In rural areas and the southern United States, Americans are particularly likely to die from their cancer. Where people have little money or poor access to quality health care. The problem also exists in Switzerland.
Among the cancers examined were the age-standardized mortality rates of gastric, colorectal, liver, lung, breast, prostate, kidney, and testicular cancers, as well as melanoma and Hodgkin’s/non-Hodgkin’s lymphoma (29 cancers in all).
The researchers found 19,511,910 cancer deaths in their databases from 1980 to 2014. During this period, they observed a 20% decrease in cancer mortality, but with significant regional differences. While the disparity was already quite large in 1980 – from 130.6/100,000 in Summit County (Colorado) versus 386.9/100,000 in North Slope Borough (Alaska) – it was glaring in 2014: in Summit County, 71 people out of 100,000 still died from their cancer, but in Florida (Union County), 503/100,000 did.
Money and seclusion as causes
Anyway, there was a cluster of high death rates in the South – along the Mississippi River, in Alabama, and especially Kentucky. In terms of material prosperity and standard of living, the latter are at the bottom of the league compared with other states [1]. It is here and spread throughout the southern region of the U.S. that mortality has increased the most.
In addition, remoteness and low population density with a correspondingly permeable care network in the area of specialized medicine are likely to contribute their share to higher mortality rates. For example, Northwest Alaska – one of the strongest states in the U.S. economically [1] – continues to show high mortality. Even sparsely populated North Dakota contributed some outliers to the overall statistics, probably primarily because of the long supply routes.
Differences in screening as well?
Much evidence points to poorer care in economically depressed counties.
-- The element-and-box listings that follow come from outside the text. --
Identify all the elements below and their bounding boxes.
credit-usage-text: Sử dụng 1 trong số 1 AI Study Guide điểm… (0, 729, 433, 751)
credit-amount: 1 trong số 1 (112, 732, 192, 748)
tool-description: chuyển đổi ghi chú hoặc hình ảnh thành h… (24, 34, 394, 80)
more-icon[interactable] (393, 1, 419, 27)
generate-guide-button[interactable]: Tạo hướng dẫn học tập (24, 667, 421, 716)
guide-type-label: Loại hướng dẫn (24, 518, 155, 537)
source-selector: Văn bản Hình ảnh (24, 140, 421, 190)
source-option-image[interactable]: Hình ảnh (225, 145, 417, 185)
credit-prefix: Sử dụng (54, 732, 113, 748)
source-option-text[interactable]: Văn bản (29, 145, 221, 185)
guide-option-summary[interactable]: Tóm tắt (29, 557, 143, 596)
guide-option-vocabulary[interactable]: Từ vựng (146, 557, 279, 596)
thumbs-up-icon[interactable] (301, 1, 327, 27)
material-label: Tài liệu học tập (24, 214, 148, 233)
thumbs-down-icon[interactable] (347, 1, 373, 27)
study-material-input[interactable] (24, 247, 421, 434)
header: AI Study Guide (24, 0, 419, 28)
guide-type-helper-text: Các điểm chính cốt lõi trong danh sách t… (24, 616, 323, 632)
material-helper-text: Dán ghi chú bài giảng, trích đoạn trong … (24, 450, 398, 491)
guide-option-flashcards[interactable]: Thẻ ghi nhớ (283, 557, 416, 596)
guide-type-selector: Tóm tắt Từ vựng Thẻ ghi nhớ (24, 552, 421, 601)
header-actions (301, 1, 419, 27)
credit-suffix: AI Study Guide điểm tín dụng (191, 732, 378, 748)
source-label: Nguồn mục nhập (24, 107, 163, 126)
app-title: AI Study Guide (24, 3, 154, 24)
In Union County, Florida, the high poverty rate may also have played a role in this regard. South around the Mississippi River, for example, breast cancer mortality in particular remains above average, while nationally it has declined sharply over the years. This also applies to the incidence. It is possible that socioeconomically weaker countries lack not only high-quality medical care (and broad access to it), but above all prevention, awareness, education, and knowledge in the population about common cancers. It may be that meaningful genetic testing is less frequent and screening efforts more porous. Known risk factors for cancer such as smoking, alcohol consumption, unbalanced diet, obesity or insufficient exercise are also repeatedly associated with socioeconomically weaker social strata and partly rural areas. According to the study, a similar situation applies to colorectal cancer. Last, the higher mortality from lung cancer is probably also related to the significantly higher tobacco consumption in the southern United States.
“Something like this could not happen in our company”
Those who now believe that the problem is a “home-made” US one (due to the poorer insurance system) are wrong: similar results are also found in Switzerland, where access to high-quality medicine, i.e. medical coverage, is much broader [2]. The Swiss study raises the question of why patients of lower social status in a country with very good medical care are not diagnosed with equal care and receive less aggressive therapy than patients of higher socioeconomic status. Can future research answer the question? This would be a prerequisite for an open and informed discussion of the catch-all notion of “two-tier medicine.”
Source: Mokdad AH, et al: Trends and Patterns of Disparities in Cancer Mortality Among US Counties, 1980-2014. JAMA 2017; 317(4): 388-406.
Literature:
- US Department of Commerce: BEA, Bureau of Economic Analysis. www.bea.gov
- Rapiti E, et al: Impact of socioeconomic status on prostate cancer diagnosis, treatment, and prognosis. Cancer 2009 Dec 1; 115(23): 5556-5565.